FCC Program To Provide Take-Home Internet Access To Students

A lot of people forget just how much money the government spends when it comes to school improvements and technology, and while the budget crunch has definitely hurt some of that, a new program is about to get kicked off with $9 million of support. The Federal Communications Commission announced 20 pilot programs that are slated to receive government funding to pay for "wireless broadband connections for laptops, smart phones and other mobile devices, which students will be able to take with them after the school day ends."

This is a huge project, and if it goes well, it could change the lives of students everywhere. Despite the statistics, tons of students go home and have no Internet access. That's a real killer when it comes to learning and completing homework, so giving them the opportunity to have it could definitely revolutionize the lives of students. It's called Learning On-The-Go, and it's scheduled to reach 35,000 students across 14 states in the 2011-2012 school year. It'll be paid for through the government's E-Rate program, which has been structured to fund Internet access in schools and libraries; until now, that program has never been used to pay for off-campus connections, but this seems like the perfect opportunity to change that.

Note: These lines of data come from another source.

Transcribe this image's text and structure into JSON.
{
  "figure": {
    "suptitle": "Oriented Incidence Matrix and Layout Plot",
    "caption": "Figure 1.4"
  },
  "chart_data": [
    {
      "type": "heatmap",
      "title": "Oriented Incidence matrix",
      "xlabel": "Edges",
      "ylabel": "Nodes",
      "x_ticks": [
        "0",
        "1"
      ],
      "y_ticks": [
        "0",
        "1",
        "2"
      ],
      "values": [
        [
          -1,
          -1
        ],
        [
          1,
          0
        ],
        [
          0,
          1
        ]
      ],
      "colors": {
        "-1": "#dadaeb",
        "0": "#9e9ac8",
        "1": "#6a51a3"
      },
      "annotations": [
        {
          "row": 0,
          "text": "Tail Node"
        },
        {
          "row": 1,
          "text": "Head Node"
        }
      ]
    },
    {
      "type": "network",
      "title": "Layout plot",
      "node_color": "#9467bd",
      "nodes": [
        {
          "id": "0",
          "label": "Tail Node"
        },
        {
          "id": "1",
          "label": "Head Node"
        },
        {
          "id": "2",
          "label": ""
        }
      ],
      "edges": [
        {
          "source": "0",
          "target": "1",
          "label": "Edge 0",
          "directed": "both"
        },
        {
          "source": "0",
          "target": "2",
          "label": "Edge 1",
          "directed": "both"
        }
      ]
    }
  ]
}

The pilot will fund connections in elementary and secondary schools in New Orleans, Philly and Canton, with each city getting something a little different. NoLa will get laptop connections, while Philly gets wireless cards for low-income households and Canton gets smartphone access for students in need. When it's all said and done, money will go to projects in Colorado, Pennsylvania, New York, Florida, Ohio, Georgia, Texas, Michigan, North Carolina, Louisiana, Alabama, California, New Mexico and Iowa, and we definitely hope it turns out to be a success. The more Internet, the merrier!